Melrose rejects Corbyn's claims it is 'making a quick buck' from GKN

Melrose
Melrose reported a loss for the year

Melrose, the FTSE 250 industrial conglomerate attempting a £7.4bn hostile takeover of GKN, has rejected claims by Labour leader Jeremy Corbyn that it is an asset stripper out to "make a quick buck".

In prepared remarks at the EEF National Manufacturing Conference, Labour leader Jeremy Corbyn called Melrose "a company with a history of opportunistic asset-stripping" and accused it of mounting a "hostile, allegedly debt-fuelled takeover bid".

"A valuable company could be sacrificed so that a few can make a quick buck," he said. "We rightly praise the growth of companies like GKN and their location in the UK. And yet when we are facing the possible destruction of that company, we are powerless to act."

Mr Corbyn outlined Labour's plans to broaden the scope of the "public interest test", if it were to win power, which would allow Government to "intervene to prevent hostile takeovers which destroy our industrial base".

Melrose's model is based on acquiring companies, turning them around and selling them on.

In response to the comments, Simon Peckham, chief executive of Melrose, told The Daily Telegraph: "If you look at the track record, it's simply not true."

He said that since Melrose was set up in 2003, it had made about a $5bn (£3.6bn) profit for shareholders.

"We've made a lot of money for our shareholders, who are UK pension funds and UK insurance companies. And we've made a big contribution to the UK Treasury, a good contribution to the UK economy and we've bought overseas companies and actually made them better as part of that process."

GKN
Melrose insisted it was well placed to take control of FTSE 100-listed engineer GKN Credit: David Davies/PA

Melrose reaffirmed its commitment to the hostile takeover in its full-year results on Tuesday, as it announced that it had hiked its dividend, despite reporting a loss for the full year.

Christopher Miller, chairman of Melrose, said: “We are convinced that GKN would gain significantly from becoming part of an enlarged £10bn UK industrial powerhouse, benefitting from the proven Melrose operating model."

The turnaround specialist reported a £27.6m pre-tax loss for last year, narrowed from a £69.3m loss in 2016.

US ventilation and security systems producer Nortek – which it bought in July 2016 – weighed on performance, as the company incurred “significant restructuring costs”.

Brush, Melrose’s turbogenerator business, also suffered following a decline in its core gas turbine market, resulting in its balance sheet value falling to £300m. It is currently consulting with staff at Brush's plants in Loughborough, Leicestershire and Ridderkerk in Holland that could result in 270 members of the group's 720 UK workforce being laid off.

Stripping the impact of those Nortek and Brush issues out, the company made a pre-tax profit of £257.7m.

Despite these pressures, Melrose said it would increase its full-year dividend by 91pc to 4.2p per share.

The group’s revenue was £2.1bn last year, up from £889.3m the previous year, thanks to the Nortek acquisition.

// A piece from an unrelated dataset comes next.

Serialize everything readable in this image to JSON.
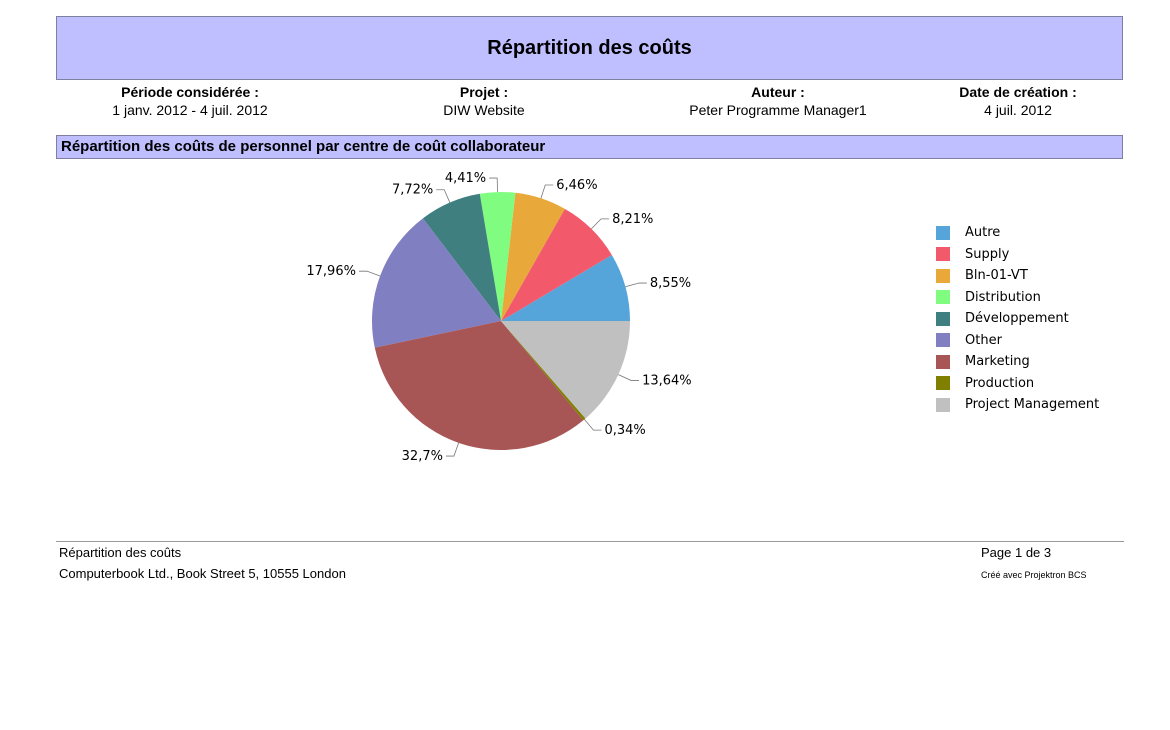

Last week GKN’s board stepped up its war of words with Melrose, accusing the company of having a short-termist approach and lacking the experience to run a company of its size and complexity.

GKN previously said it believed that it would take Melrose longer than the standard offer timetable to secure approval from the US government panel that reviews takeovers with possible national security concerns – the Committee on Foreign Investment in the United States (CFIUS). GKN said it was willing to agree an extension in order to avoid shareholders rushing to approve a deal without knowing the implications the review.

Mr Peckham said that he was confident that Melrose would secure the CFIUS approval in time. 

Analysts at Peel Hunt said: "We do get a slight sense of Melrose being in the position where Nelson has asked Captain Hardy to ready the middle and lower gun decks for action.

"There is great momentum in Nortek and the corrective action at Brush is now underway, but of course it is about the bid."

Looking ahead for the year, Melrose said that, since the majority of its businesses are based in the US, it could see “adverse headwinds from exchange rate movements”, although “markets are currently sound”.

Melrose said it expected “further improvement in our businesses building on their second half sales performance” and that it had “confidence” for 2018 due to “exciting acquisition opportunities”.

Shares in Melrose closed up 0.9pc at 224.8p on Tuesday.